Happy New Year!
Another year over and a new one beginning. It's that time of the year again when many of us take the chance to reflect and start anew, sometimes with the help of New Year's resolutions. Fighting climate change and working towards a "greener" future are hot topics in today's world. It's no secret that innovation will be key to addressing these challenges at all levels - from innovative solutions to everyday problems to sophisticated technologies that could change the world. In this issue, we'd like to share with you how some of the more interesting patent applications promote sustainability.
Are you looking for some ideas to make your life a little "greener"? Then take a look at this patent application for an edible, vegan, wafer-like coffee cup. And if you don't feel like eating the cup when you're finished, don't worry, it's 100% biodegradable! Or how about pieces of edible cutlery and tableware which only start to get soggy after 40 to 50 minutes, time enough to allow you to finish your food? And if that's not enough to inspire you, what about a patent application for plantable, environmentally-friendly chop-sticks? Once you are done using them, plant them and watch the seeds inside them grow into beautiful plants.

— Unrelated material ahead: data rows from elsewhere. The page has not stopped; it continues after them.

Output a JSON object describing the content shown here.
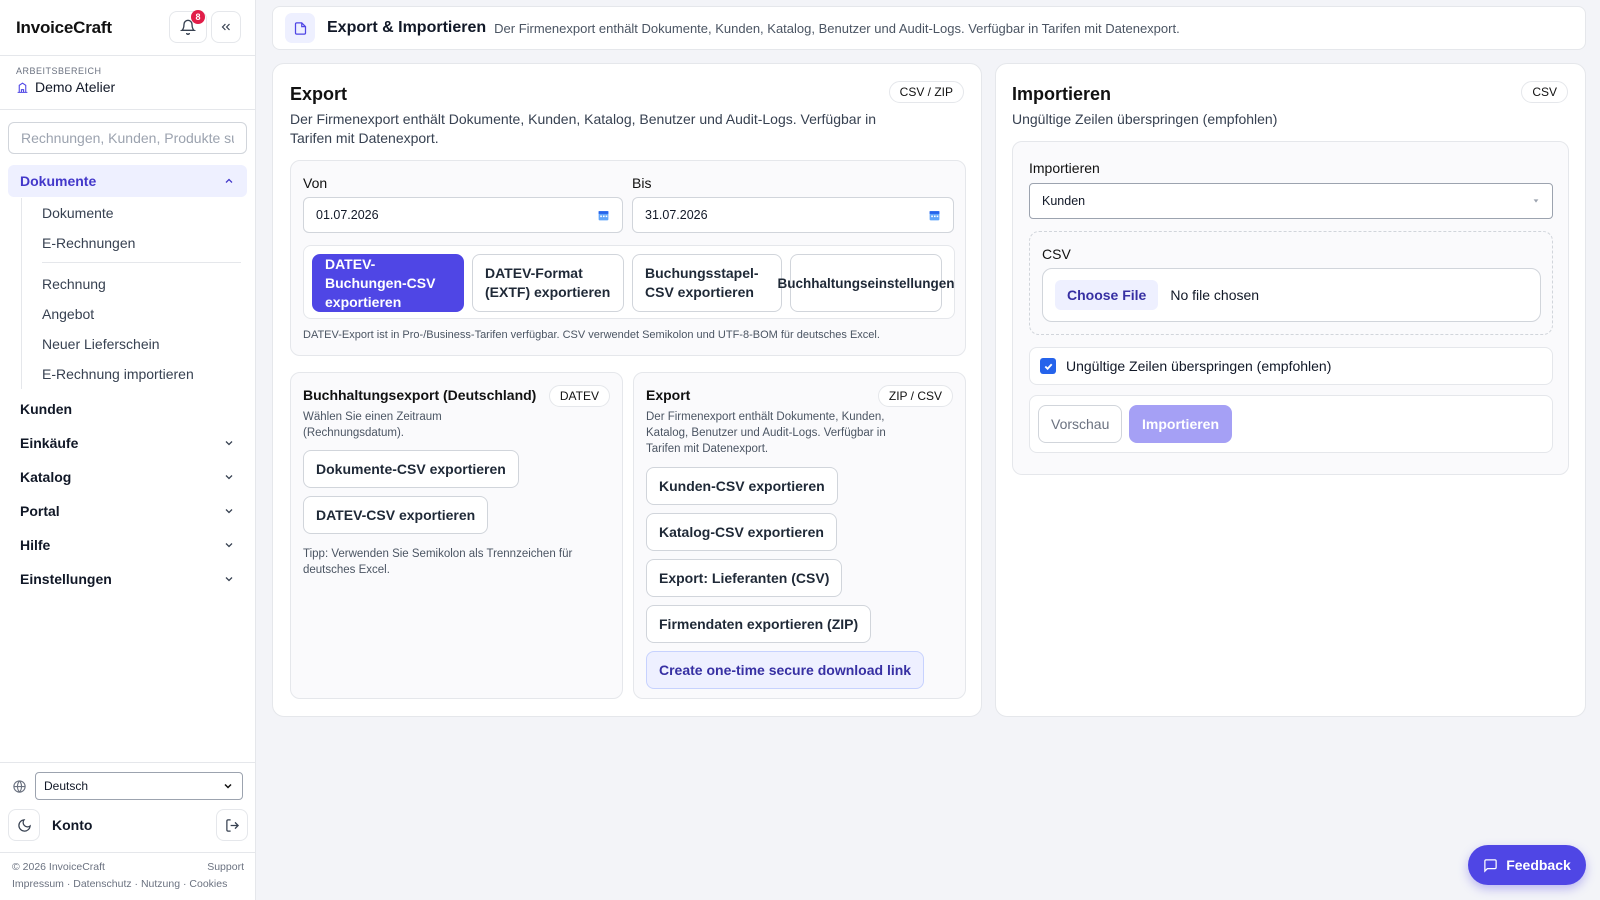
{
  "sidebar": {
    "brand": "InvoiceCraft",
    "notification_count": "8",
    "workspace_label": "ARBEITSBEREICH",
    "workspace_name": "Demo Atelier",
    "search_placeholder": "Rechnungen, Kunden, Produkte su",
    "active_section": "Dokumente",
    "sub_items_top": [
      "Dokumente",
      "E-Rechnungen"
    ],
    "sub_items_bottom": [
      "Rechnung",
      "Angebot",
      "Neuer Lieferschein",
      "E-Rechnung importieren"
    ],
    "nav_items": [
      "Kunden",
      "Einkäufe",
      "Katalog",
      "Portal",
      "Hilfe",
      "Einstellungen"
    ],
    "language": "Deutsch",
    "account_label": "Konto",
    "footer": {
      "copyright": "© 2026 InvoiceCraft",
      "support": "Support",
      "links": "Impressum · Datenschutz · Nutzung · Cookies"
    }
  },
  "header": {
    "title": "Export & Importieren",
    "description": "Der Firmenexport enthält Dokumente, Kunden, Katalog, Benutzer und Audit-Logs. Verfügbar in Tarifen mit Datenexport."
  },
  "export": {
    "title": "Export",
    "badge": "CSV / ZIP",
    "description": "Der Firmenexport enthält Dokumente, Kunden, Katalog, Benutzer und Audit-Logs. Verfügbar in Tarifen mit Datenexport.",
    "from_label": "Von",
    "from_value": "01.07.2026",
    "to_label": "Bis",
    "to_value": "31.07.2026",
    "datev_buttons": [
      "DATEV-Buchungen-CSV exportieren",
      "DATEV-Format (EXTF) exportieren",
      "Buchungsstapel-CSV exportieren",
      "Buchhaltungseinstellungen"
    ],
    "datev_note": "DATEV-Export ist in Pro-/Business-Tarifen verfügbar. CSV verwendet Semikolon und UTF-8-BOM für deutsches Excel.",
    "accounting": {
      "title": "Buchhaltungsexport (Deutschland)",
      "badge": "DATEV",
      "description": "Wählen Sie einen Zeitraum (Rechnungsdatum).",
      "buttons": [
        "Dokumente-CSV exportieren",
        "DATEV-CSV exportieren"
      ],
      "tip": "Tipp: Verwenden Sie Semikolon als Trennzeichen für deutsches Excel."
    },
    "company": {
      "title": "Export",
      "badge": "ZIP / CSV",
      "description": "Der Firmenexport enthält Dokumente, Kunden, Katalog, Benutzer und Audit-Logs. Verfügbar in Tarifen mit Datenexport.",
      "buttons": [
        "Kunden-CSV exportieren",
        "Katalog-CSV exportieren",
        "Export: Lieferanten (CSV)",
        "Firmendaten exportieren (ZIP)"
      ],
      "link_button": "Create one-time secure download link"
    }
  },
  "import": {
    "title": "Importieren",
    "badge": "CSV",
    "description": "Ungültige Zeilen überspringen (empfohlen)",
    "type_label": "Importieren",
    "type_value": "Kunden",
    "csv_label": "CSV",
    "choose_file": "Choose File",
    "no_file": "No file chosen",
    "skip_invalid": "Ungültige Zeilen überspringen (empfohlen)",
    "preview": "Vorschau",
    "import_button": "Importieren"
  },
  "feedback": "Feedback",
  "colors": {
    "accent": "#4f46e5",
    "accent_soft": "#eef0ff",
    "badge_red": "#e11d48"
  }
}
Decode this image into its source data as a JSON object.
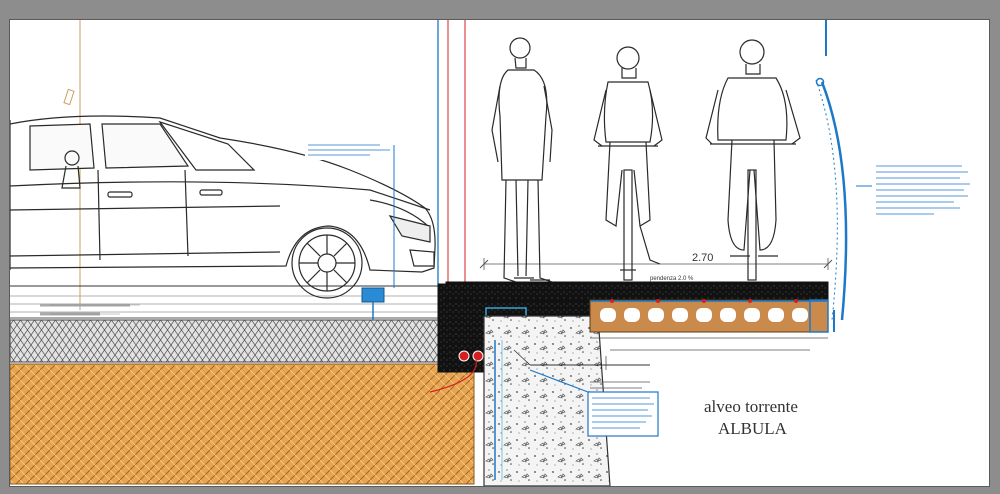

Every day we see more and more innovative ideas for sustainability. The European Inventor Award has recognised some outstanding contributions, including an invention by Austrian inventors Klaus Feichtinger and Manfred Hackl in 2019. Based around the concept of "re-use, reduce, recycle" they invented a new, improved way of sorting and recycling plastic waste and turning it into pellets ready for industrial (re-)use (visit our website for more information). In 2015, French inventor Ludwik Leibler was presented with the European Inventor Award for a new type of plastic called "vitrimer". With the ability to repair itself, vitrimer helps to extend the lifetime of plastic products and to reduce plastic pollution in our oceans (go to our website for more information).
The EPO is fully committed to sustainability and continually supports sustainable innovation. We plan to reach carbon neutrality by 2030 as part of our Strategic Plan 2023. We regularly publish studies relating to sustainability (see our latest study on Patents for tomorrow's plastics - global innovation trends in recycling, circular design and alternative sources), and we've also made it easier to retrieve patent documents that cover sustainable technologies (with the creation of a classification scheme for technical attributes of technologies that can be loosely referred to as climate change mitigation).
We are not the only ones capturing trends in green innovation. The OECD's green patents database uses data from our PATSTAT database and aims to collect information on green technology development, international collaboration and technology diffusion using in-depth search strategies. By comparing environmental technology growth with growth across all technologies, the OECD is able to identify those countries with comparably higher growth in environmentally-related patents. You can also use the OECD's technology development dashboard to see the fastest-growing green technologies (including wind energy and electric and hybrid vehicles). The WIPO GREEN database, on the other hand, lets you match environmental problems with sustainable solutions in the areas of energy, water, farming and forestry, pollution and waste, transportation, products, materials and processes as well as in building and construction. Here, data is provided by the users themselves, as well as by selected organisations and from green patents.
We all have a part to play in supporting global sustainability efforts. We can start by using sustainable solutions in our everyday lives, or by exploring these databases to better understand and assess sustainability. Simple actions can go a long way and every little counts. After all, there is no planet B.
Maybe something to add to our list of New Year's resolutions?